You don't have max-width set on the text, so unless you have your browser window resized to very small size the paragraphs will span your whole screen.
Which places you, the reader, fully in control of the width of lines you prefer to see. Adjust your browser window width, or apply a user style sheet to tell your browser to format the text the way you want to see it formatted.
I knew this reply would come... How many people do you think use custom browser stylesheets? It's probably smaller than 0.1% of the internet population and everyone moved on to formatting text so everyone can enjoy good readability. Also not all devices have the luxury of supporting custom stylesheets.
Of course it's always up to the site owner, but most people want people to read what they share.
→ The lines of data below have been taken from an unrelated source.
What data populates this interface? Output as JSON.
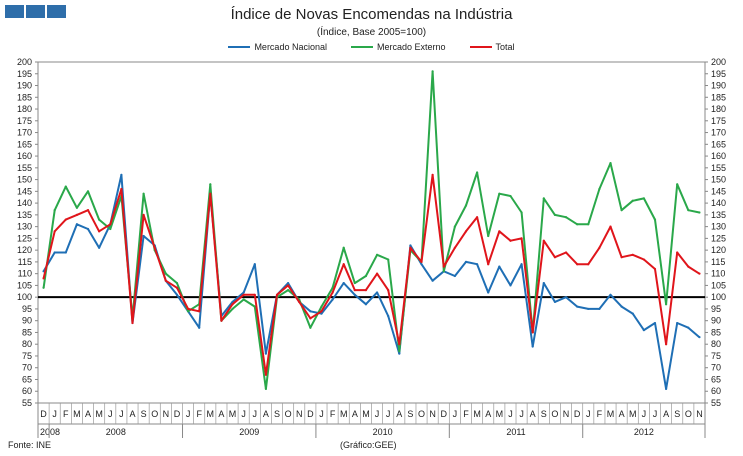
{
  "header": {
    "title": "Índice de Novas Encomendas na Indústria",
    "subtitle": "(Índice, Base 2005=100)",
    "brand_color": "#2e6eaa"
  },
  "footer": {
    "source": "Fonte: INE",
    "credit": "(Gráfico:GEE)"
  },
  "chart_data": {
    "type": "line",
    "title": "Índice de Novas Encomendas na Indústria",
    "subtitle": "(Índice, Base 2005=100)",
    "ylim": [
      55,
      200
    ],
    "ytick_step": 5,
    "reference_line": 100,
    "month_labels": [
      "D",
      "J",
      "F",
      "M",
      "A",
      "M",
      "J",
      "J",
      "A",
      "S",
      "O",
      "N",
      "D",
      "J",
      "F",
      "M",
      "A",
      "M",
      "J",
      "J",
      "A",
      "S",
      "O",
      "N",
      "D",
      "J",
      "F",
      "M",
      "A",
      "M",
      "J",
      "J",
      "A",
      "S",
      "O",
      "N",
      "D",
      "J",
      "F",
      "M",
      "A",
      "M",
      "J",
      "J",
      "A",
      "S",
      "O",
      "N",
      "D",
      "J",
      "F",
      "M",
      "A",
      "M",
      "J",
      "J",
      "A",
      "S",
      "O",
      "N"
    ],
    "year_labels": [
      {
        "label": "2008",
        "start": 0,
        "end": 0
      },
      {
        "label": "2008",
        "start": 1,
        "end": 12
      },
      {
        "label": "2009",
        "start": 13,
        "end": 24
      },
      {
        "label": "2010",
        "start": 25,
        "end": 36
      },
      {
        "label": "2011",
        "start": 37,
        "end": 48
      },
      {
        "label": "2012",
        "start": 49,
        "end": 59
      }
    ],
    "series": [
      {
        "name": "Mercado Nacional",
        "color": "#1f6fb5",
        "values": [
          111,
          119,
          119,
          131,
          129,
          121,
          131,
          152,
          89,
          126,
          122,
          107,
          101,
          94,
          87,
          144,
          92,
          98,
          102,
          114,
          76,
          101,
          106,
          98,
          94,
          93,
          99,
          106,
          101,
          97,
          102,
          92,
          76,
          122,
          114,
          107,
          111,
          109,
          115,
          114,
          102,
          113,
          105,
          114,
          79,
          106,
          98,
          100,
          96,
          95,
          95,
          101,
          96,
          93,
          86,
          89,
          61,
          89,
          87,
          83
        ]
      },
      {
        "name": "Mercado Externo",
        "color": "#2aa84a",
        "values": [
          104,
          137,
          147,
          138,
          145,
          133,
          129,
          143,
          91,
          144,
          120,
          110,
          106,
          94,
          97,
          148,
          90,
          95,
          99,
          96,
          61,
          100,
          103,
          99,
          87,
          96,
          104,
          121,
          106,
          109,
          118,
          116,
          77,
          120,
          115,
          196,
          111,
          130,
          139,
          153,
          126,
          144,
          143,
          136,
          85,
          142,
          135,
          134,
          131,
          131,
          146,
          157,
          137,
          141,
          142,
          133,
          97,
          148,
          137,
          136
        ]
      },
      {
        "name": "Total",
        "color": "#e0151b",
        "values": [
          108,
          128,
          133,
          135,
          137,
          128,
          131,
          146,
          89,
          135,
          121,
          107,
          104,
          95,
          94,
          144,
          90,
          97,
          101,
          101,
          67,
          101,
          105,
          98,
          91,
          94,
          102,
          114,
          103,
          103,
          110,
          103,
          80,
          121,
          115,
          152,
          113,
          121,
          128,
          134,
          114,
          128,
          124,
          125,
          85,
          124,
          117,
          119,
          114,
          114,
          121,
          130,
          117,
          118,
          116,
          112,
          80,
          119,
          113,
          110
        ]
      }
    ]
  }
}
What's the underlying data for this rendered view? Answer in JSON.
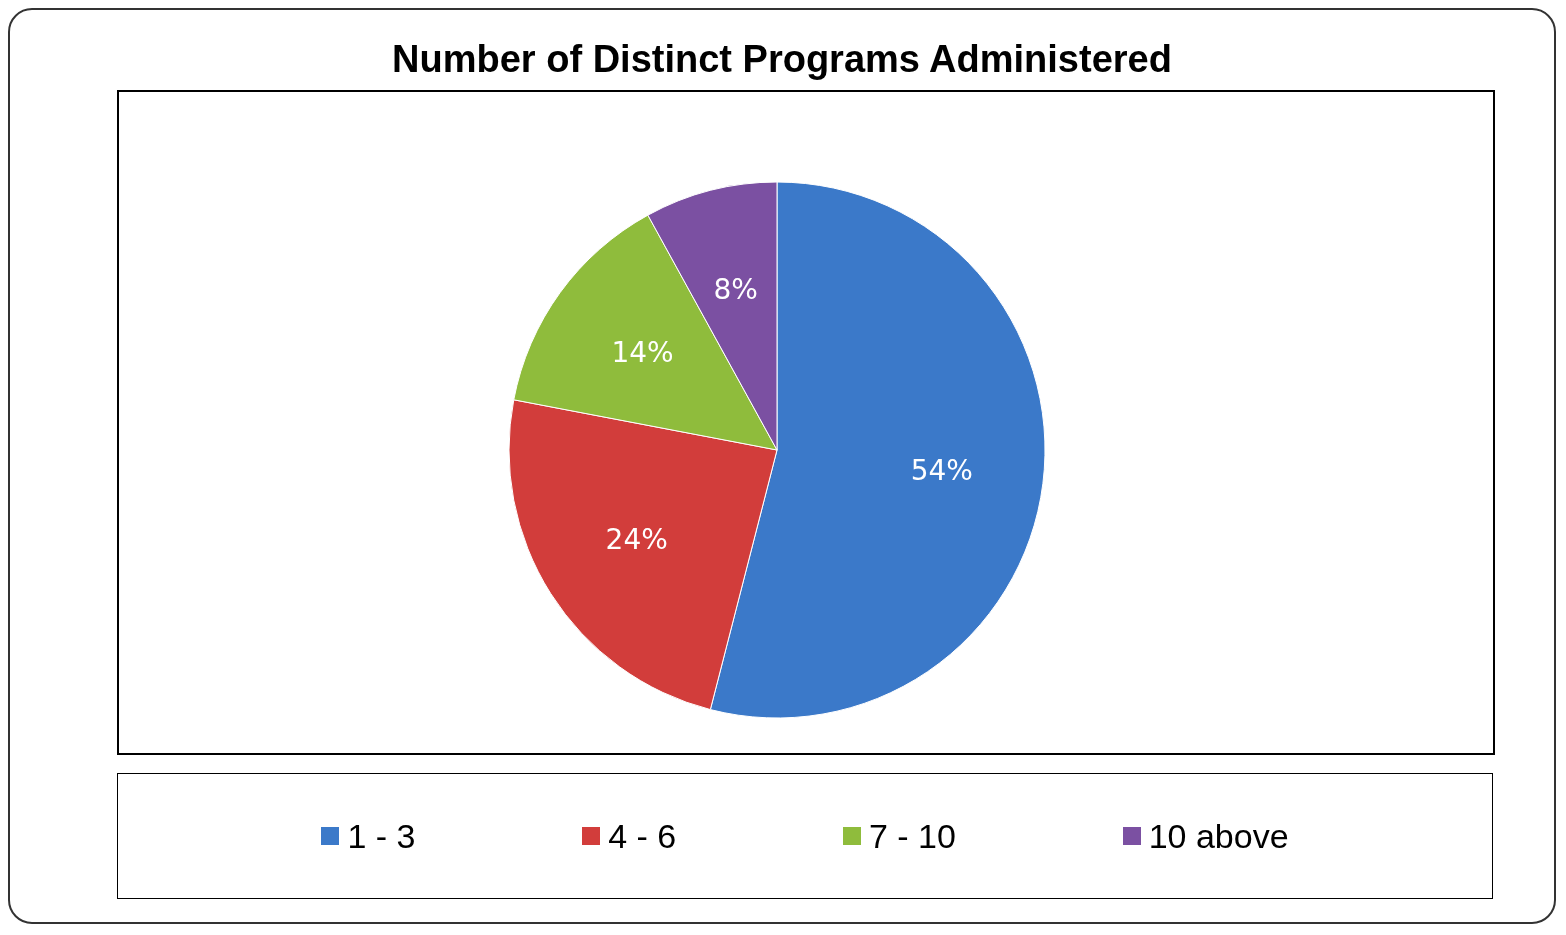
{
  "chart_data": {
    "type": "pie",
    "title": "Number of Distinct Programs Administered",
    "categories": [
      "1 - 3",
      "4 - 6",
      "7 - 10",
      "10 above"
    ],
    "values": [
      54,
      24,
      14,
      8
    ],
    "colors": [
      "#3b79c9",
      "#d23d3b",
      "#8fbc3c",
      "#7b50a2"
    ],
    "value_labels": [
      "54%",
      "24%",
      "14%",
      "8%"
    ],
    "legend": "bottom"
  }
}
I see. I don't have a wide-screen monitor (still using an old tube type until it finally expires but it's taking a few decades, lol). I've wondered whether people actually like reading websites on wide-screen. Some do and some don't. What would you suggest for a max width?
You could also try zooming in. My apps don't expand to full width because of the video box but you can zoom.
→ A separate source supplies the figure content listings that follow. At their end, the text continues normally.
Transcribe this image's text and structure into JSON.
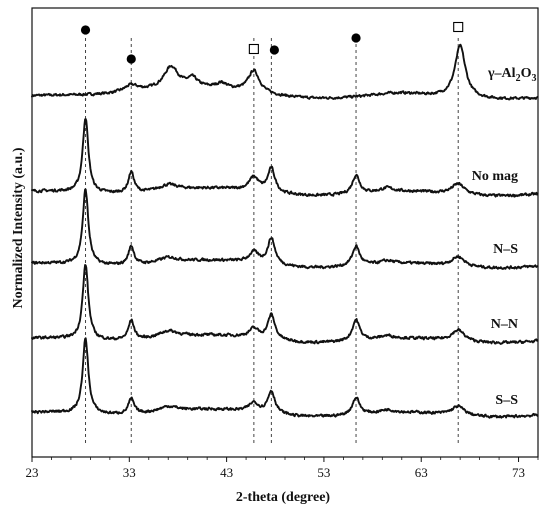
{
  "chart_data": {
    "type": "line",
    "title": "",
    "xlabel": "2-theta (degree)",
    "ylabel": "Normalized Intensity (a.u.)",
    "xlim": [
      23,
      75
    ],
    "xticks": [
      23,
      33,
      43,
      53,
      63,
      73
    ],
    "grid": false,
    "markers": [
      {
        "symbol": "filled-circle",
        "x": 28.5
      },
      {
        "symbol": "filled-circle",
        "x": 33.2
      },
      {
        "symbol": "open-square",
        "x": 45.8
      },
      {
        "symbol": "filled-circle",
        "x": 47.6
      },
      {
        "symbol": "filled-circle",
        "x": 56.3
      },
      {
        "symbol": "open-square",
        "x": 66.8
      }
    ],
    "series": [
      {
        "name": "γ–Al₂O₃",
        "label_parts": [
          "γ–Al",
          "2",
          "O",
          "3"
        ],
        "peaks": [
          [
            33.2,
            0.13,
            0.9
          ],
          [
            37.3,
            0.42,
            0.9
          ],
          [
            39.5,
            0.16,
            0.6
          ],
          [
            42.5,
            0.1,
            0.6
          ],
          [
            45.8,
            0.42,
            0.7
          ],
          [
            60.5,
            0.06,
            3.0
          ],
          [
            67.0,
            1.0,
            0.65
          ]
        ],
        "baseline": [
          0.08,
          0.18,
          0.03
        ],
        "noise": 0.04
      },
      {
        "name": "No mag",
        "peaks": [
          [
            28.5,
            1.0,
            0.35
          ],
          [
            33.2,
            0.28,
            0.35
          ],
          [
            37.0,
            0.08,
            1.2
          ],
          [
            45.8,
            0.18,
            0.6
          ],
          [
            47.6,
            0.32,
            0.45
          ],
          [
            56.3,
            0.25,
            0.45
          ],
          [
            59.5,
            0.05,
            0.8
          ],
          [
            66.8,
            0.14,
            0.8
          ]
        ],
        "baseline": [
          0.03,
          0.08,
          0.03
        ],
        "noise": 0.03
      },
      {
        "name": "N–S",
        "peaks": [
          [
            28.5,
            1.0,
            0.35
          ],
          [
            33.2,
            0.25,
            0.35
          ],
          [
            37.0,
            0.07,
            1.2
          ],
          [
            45.8,
            0.14,
            0.6
          ],
          [
            47.6,
            0.35,
            0.45
          ],
          [
            56.3,
            0.26,
            0.45
          ],
          [
            59.5,
            0.04,
            0.8
          ],
          [
            66.8,
            0.13,
            0.8
          ]
        ],
        "baseline": [
          0.03,
          0.08,
          0.03
        ],
        "noise": 0.03
      },
      {
        "name": "N–N",
        "peaks": [
          [
            28.5,
            1.0,
            0.35
          ],
          [
            33.2,
            0.26,
            0.35
          ],
          [
            37.0,
            0.09,
            1.2
          ],
          [
            45.8,
            0.12,
            0.6
          ],
          [
            47.6,
            0.33,
            0.45
          ],
          [
            56.3,
            0.28,
            0.45
          ],
          [
            59.5,
            0.04,
            0.8
          ],
          [
            66.8,
            0.15,
            0.8
          ]
        ],
        "baseline": [
          0.03,
          0.08,
          0.03
        ],
        "noise": 0.03
      },
      {
        "name": "S–S",
        "peaks": [
          [
            28.5,
            1.0,
            0.35
          ],
          [
            33.2,
            0.2,
            0.35
          ],
          [
            37.0,
            0.07,
            1.2
          ],
          [
            45.8,
            0.12,
            0.6
          ],
          [
            47.6,
            0.3,
            0.45
          ],
          [
            56.3,
            0.23,
            0.45
          ],
          [
            59.5,
            0.04,
            0.8
          ],
          [
            66.8,
            0.12,
            0.8
          ]
        ],
        "baseline": [
          0.03,
          0.08,
          0.03
        ],
        "noise": 0.03
      }
    ]
  }
}
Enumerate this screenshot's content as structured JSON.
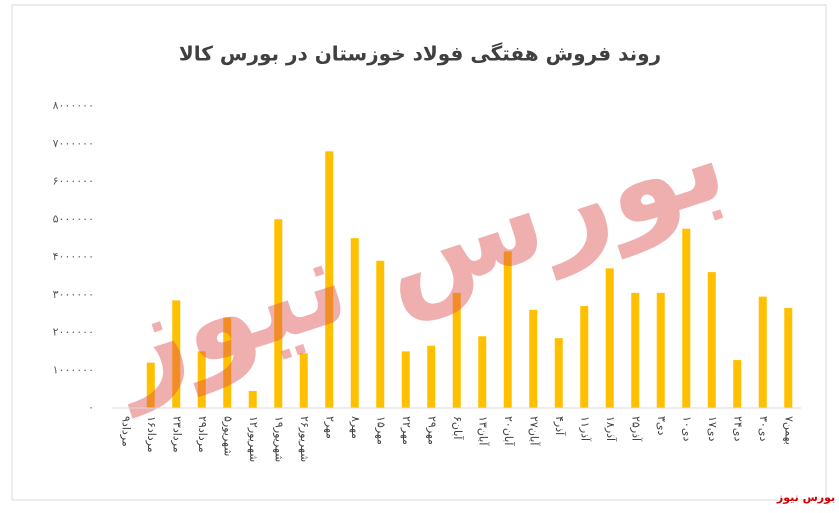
{
  "chart_data": {
    "type": "bar",
    "title": "روند فروش هفتگی فولاد خوزستان در بورس کالا",
    "watermark": "بورس نیوز",
    "source": "بورس نیوز",
    "categories": [
      "۹مرداد",
      "۱۶مرداد",
      "۲۳مرداد",
      "۲۹مرداد",
      "۵شهریور",
      "۱۲شهریور",
      "۱۹شهریور",
      "۲۶شهریور",
      "۲مهر",
      "۸مهر",
      "۱۵مهر",
      "۲۲مهر",
      "۲۹مهر",
      "۶آبان",
      "۱۳آبان",
      "۲۰آبان",
      "۲۷آبان",
      "۴آذر",
      "۱۱آذر",
      "۱۸آذر",
      "۲۵آذر",
      "۳دی",
      "۱۰دی",
      "۱۷دی",
      "۲۴دی",
      "۳۰دی",
      "۷بهمن"
    ],
    "values": [
      0,
      1200000,
      2850000,
      1500000,
      2400000,
      450000,
      5000000,
      1450000,
      6800000,
      4500000,
      3900000,
      1500000,
      1650000,
      3050000,
      1900000,
      4150000,
      2600000,
      1850000,
      2700000,
      3700000,
      3050000,
      3050000,
      4750000,
      3600000,
      1270000,
      2950000,
      2650000
    ],
    "color": "#ffc000",
    "ylim": [
      0,
      8000000
    ],
    "yticks": [
      {
        "value": 0,
        "label": "۰"
      },
      {
        "value": 1000000,
        "label": "۱۰۰۰۰۰۰"
      },
      {
        "value": 2000000,
        "label": "۲۰۰۰۰۰۰"
      },
      {
        "value": 3000000,
        "label": "۳۰۰۰۰۰۰"
      },
      {
        "value": 4000000,
        "label": "۴۰۰۰۰۰۰"
      },
      {
        "value": 5000000,
        "label": "۵۰۰۰۰۰۰"
      },
      {
        "value": 6000000,
        "label": "۶۰۰۰۰۰۰"
      },
      {
        "value": 7000000,
        "label": "۷۰۰۰۰۰۰"
      },
      {
        "value": 8000000,
        "label": "۸۰۰۰۰۰۰"
      }
    ],
    "grid": false
  }
}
I have the opposite problem. I typically have many browser windows open at the same time but only two screens, and many sites that I use are designed to assume that everyone has full-screen browsers.
Similar problem here. My resolution is 1440x900 (27in Monitor) paired w/ 1280x720 (32in TV) and I keep 3 Browsers Open (Edge, Opera, FireFox - each has intent). Each are at 3/4 width and 1/2 height and offset so I can see each partially.
With this setup, many sites work, but a few... a few have a top ad banner, a side banner and a footer of 'cookie acceptance'... then add in a 'subscribe to our email' and a google login prompt.... (Game Wiki's.. I game in smaller windows too -- what good is a multi tasking computer if you don't use it?)
Is there a happy in-between? Maybe not. What looks perfect to one user might appear atrocious to another. What is a poor website operator to do???
I dislike black-on-white and don't understand gray-on-black which seems to be popular now due to gamma settings being cranked up to 11 or something. I try to use some color as an in-between but that may take some time to "perfect".
Since browsers allow users to configure a default font and background color then one possible "happy in-between" would be to set no background color, and set no font color, thereby allowing each user agent (i.e., browser) to display the site with that user's default background and font colors.
In that case, each viewer should get their preferred colors, all without you doing anything.
Cloudflare et al do a lot of fingerprinting of the user agent. Any website that has 'high' anti-bot settings will return a 403 with anything but a browser. source: I've scraped lots of things.
If you can elaborate, I would very much appreciate it. I'm always interested in doing better.
Why use Puppeteer etc. when you don't have to? What is the argument for using these additional tools versus not using them?